The good news about hanging out in the Hamptons is that you don't need to travel far to experience a whole slew of leisure activities. There are beaches to sit on, vineyards in which to sip wine, restaurants to tantalize the taste buds and, of course, seas to sail on. Access to sports from golf to tennis abounds, and accommodations run the gamut: from the historic and posh Huntting Inn in East Hampton to the woodsy and cozy Hampton Maid.
THE HAMPTONS DAY 1: Montauk Point Light House, Shopping, Springs Neighborhood
In the town of East Hampton, you should think about checking into the friendly Colonial-styled Bassett House, which has been around since 1830. But if you don't want a 19th-century hotel and are looking for something a bit more modern, try the lovely and family-friendly Ocean Vista Resort in the town of Amagansett.
Wherever you choose to rest your head, wake up early to start your day. Grab breakfast in town at Babette's. The omelets are huge and they come with a choice of tasty sides, like oatmeal or sweet potato fries. With your belly full, set out for some sightseeing.

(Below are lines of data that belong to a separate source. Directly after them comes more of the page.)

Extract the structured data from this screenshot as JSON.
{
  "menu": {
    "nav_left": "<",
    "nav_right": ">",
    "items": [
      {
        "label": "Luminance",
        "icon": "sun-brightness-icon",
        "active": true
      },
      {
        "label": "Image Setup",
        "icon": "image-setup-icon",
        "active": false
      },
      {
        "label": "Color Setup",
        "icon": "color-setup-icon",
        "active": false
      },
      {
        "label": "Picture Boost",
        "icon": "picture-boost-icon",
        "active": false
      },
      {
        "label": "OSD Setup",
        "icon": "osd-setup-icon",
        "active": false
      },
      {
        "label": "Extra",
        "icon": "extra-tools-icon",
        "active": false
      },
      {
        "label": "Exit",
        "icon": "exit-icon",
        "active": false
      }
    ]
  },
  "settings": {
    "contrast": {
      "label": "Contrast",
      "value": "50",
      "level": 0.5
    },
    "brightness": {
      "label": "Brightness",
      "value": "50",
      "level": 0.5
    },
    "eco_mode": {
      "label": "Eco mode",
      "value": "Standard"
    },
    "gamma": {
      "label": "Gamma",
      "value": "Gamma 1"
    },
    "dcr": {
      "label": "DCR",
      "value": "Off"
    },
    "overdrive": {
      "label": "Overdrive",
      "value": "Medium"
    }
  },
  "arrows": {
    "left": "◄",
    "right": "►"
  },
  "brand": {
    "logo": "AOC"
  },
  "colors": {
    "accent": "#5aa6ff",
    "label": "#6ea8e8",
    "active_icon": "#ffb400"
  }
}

Take the Montauk Highway all the way to the end of the island to gorgeous Montauk, and keep driving until you hit the Montauk Point Light House, which was built in 1796 (making it the oldest lighthouse in New York State). There, a small museum tells the rich past of the Montaukett Indians and the local fishermen's century-old struggle against the sea. Climb nearly 130 steps for an unforgettable panorama and a geography lesson: Block Island, Connecticut and even the distant coast of Rhode Island are actually visible on a clear day (children under 12 are not allowed to climb).
Lunch beckons, and after those views, nothing will do quite so nicely as some fresh, local seafood. Dave's Grill is a classic, run by husband-and-wife team David and Julie Marcley and serving up a good variety of dishes, most of which feature fish and seafood, fresh off the dock. Another option for lunch is to start the drive back west to East Hampton and dine at The Palm at the Huntting Inn. Classics of this upscale hotel chain include the Gigi salad, with shrimp and bacon, as well as copious steaks.
Spend the afternoon in town, strolling through Newtown Lane for an afternoon of serious shopping. Tory Burch, the classic New York designer, has opened a boutique where she sells her elegant flats and timeless tunics. Catherine Malandrino's sexy French dresses and petite blouses will make heads turn on both sides of the Atlantic, and at Mecox Gardens you'll find unique objects and furniture, all of which sport an eye-catching mix of high design and warm colors. At John Varvatos' elegant shop, men will find a mix of bohemian and stylish clothing. Grab an afternoon snack or a picnic at Citarella, or an old-fashioned Dreesen doughnut at Scoop du Jour, and get ready to browse BookHampton, an independent bookstore where the sales staff can steer you towards some unsung local writers.
Lose yourself in the small lanes behind the boutiques and visit the Vered Gallery's quirky selection of modern and contemporary art. History buffs will enjoy the Clinton Academy (built in 1784) and the modest Mulford Farm, which was built in 1680 and is widely considered to be America's most significant English Colonial farmstead. Check out the featured artists across the street at Guild Hall, which is an important cultural center with indoor and outdoor exhibit space.
Art fans will also want to head to the Springs neighborhood, about a 20-minute drive away from the town, where Jackson Pollock — the leader of the Abstract Expressionists movement — and his wife, artist Lee Krasner, lived and worked. A walk through the house, exhibits and their studio is a worthwhile journey through the life and art of Pollock and his wife. Pause around the corner at the Springs General Store, where Pollock used to exchange art for food.
For dinner, don't pass up a chance to dine at the 1770 House, which serves up elevated American fare in a comfortable, rustic environment. The seafood on the menu is (naturally) the way to go, especially the seared Montauk scallops paired with the luscious pork belly or the local striped bass sashimi. If you're there around summer, go for a nightcap at the Lily Pond Club (a few minute's drive from Downtown East Hampton), which packs them in until the wee hours of the night for superior drinks and a wicked mix of house and rock music.